I have a bad habit that I need to kick. I go to bed late. No, it’s not like abusing drugs or alcohol, but I’m learning more and more that something as innocent as lack of sleep could have lethal consequences.
My excuse for sleeping so little is that there’s too much to do and too little time to do it. And I’m not alone. In the last 50 years, sleep duration in the United States has decreased 1.5 to 2 hours per night per person. But I’m ready to face the cold, hard reality that not getting enough sleep, will give us less time not more. Study after study is pointing to an undeniable connection between lack of sleep and heart disease.

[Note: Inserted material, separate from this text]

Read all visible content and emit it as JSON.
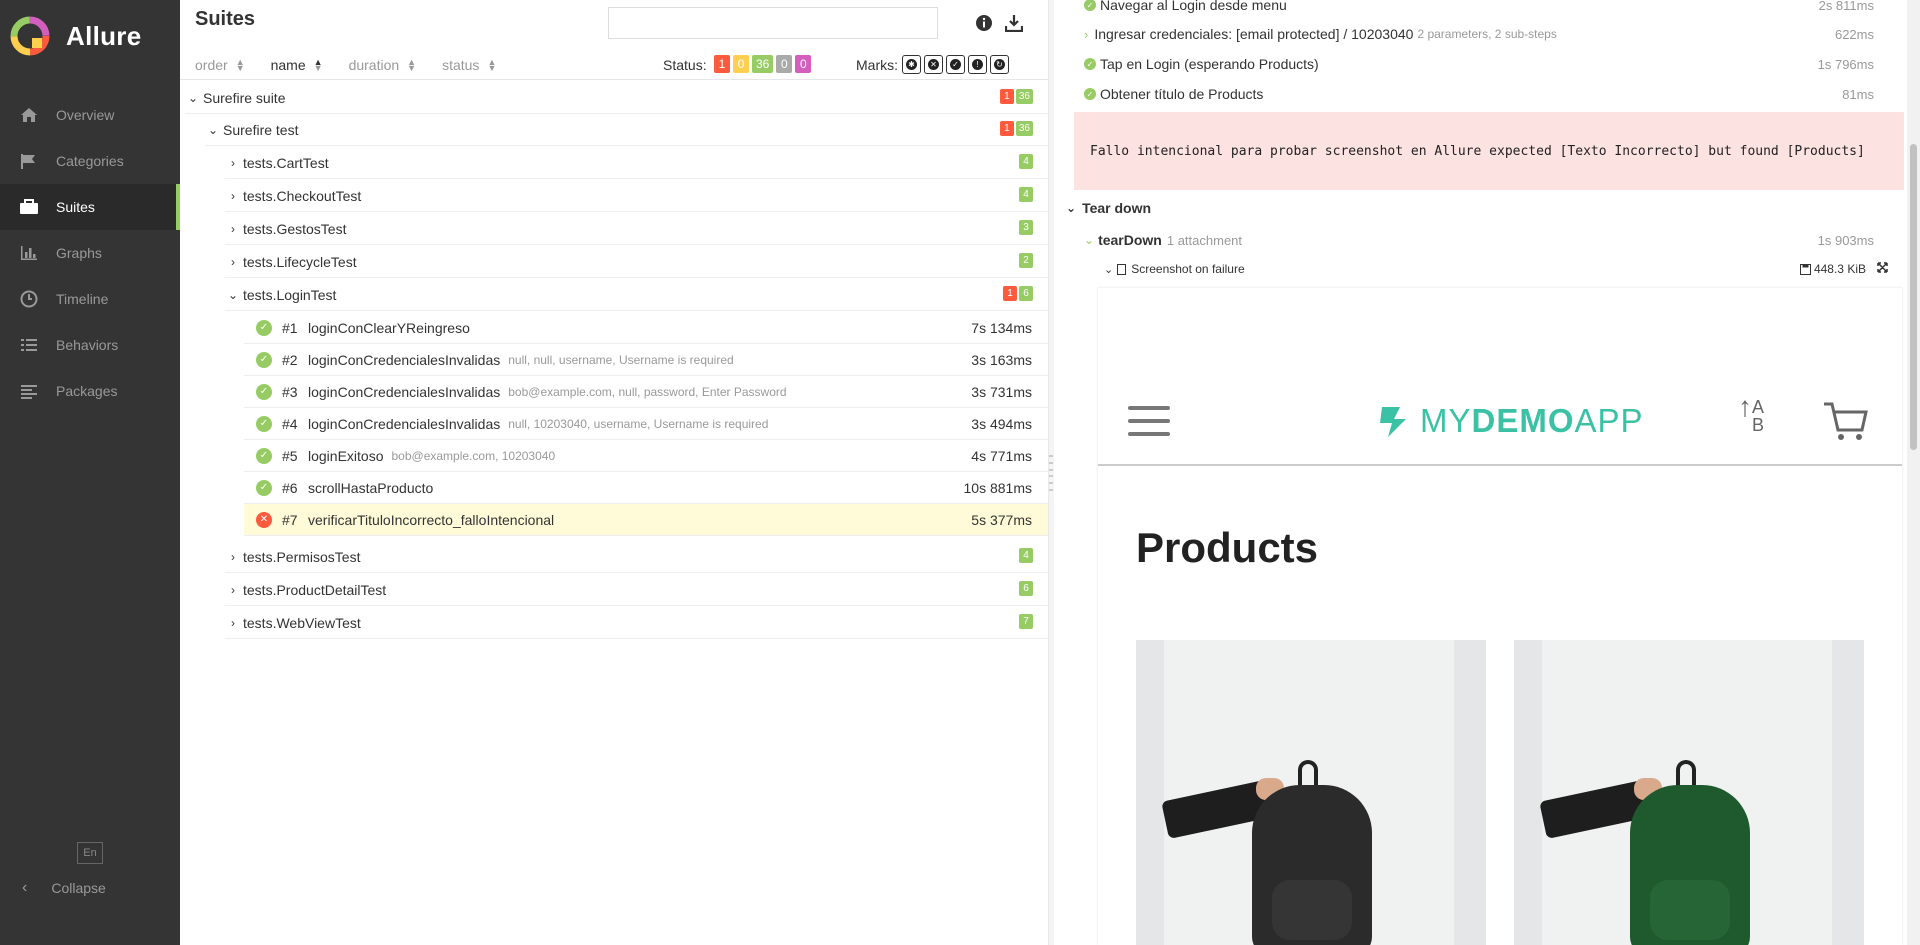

It’s not enough that I eat well, don’t smoke and exercise daily. The sobering fact is that people over 45 who sleep less than 6 hours a night are twice as likely to have a stroke or heart attack than those getting 6 to 8 hours of zzz’s a night.
“Poor quality sleep is associated with high blood pressure, heart disease, stroke and diabetes,” St. Joe’s Sleep Specialist Thomas Gravelyn, MD, told me when I complained about my lack of shuteye.
“And you just plain don’t function well if you don’t get good sleep,” he said. Add to that the growing bags under my eyes and I’m finally starting to rethink my sleep habits.
But it’s not the increased puffiness around my eyes that I should be worried about. It’s the increased calcium deposits in my arteries that may be connected to lack of sleep. Several years ago, there was a study that found C-reactive protein, which is associated with heart attack risk, is found at higher levels in those who get fewer than six hours of sleep. And this lack of sleep could turn into a vicious cycle as lack of sleep leads to cardiovascular disease, and cardiovascular disease may end up messing with my sleep.
So I’m setting a new goal and hope you’ll join me on this. I’m shooting for a minimum of seven hours of sleep per night. I know it will help not just my heart but my stress levels, my mental state and my immune system. We would encourage a close friend or family member to stop smoking or lose weight. Let’s encourage each other to go to bed.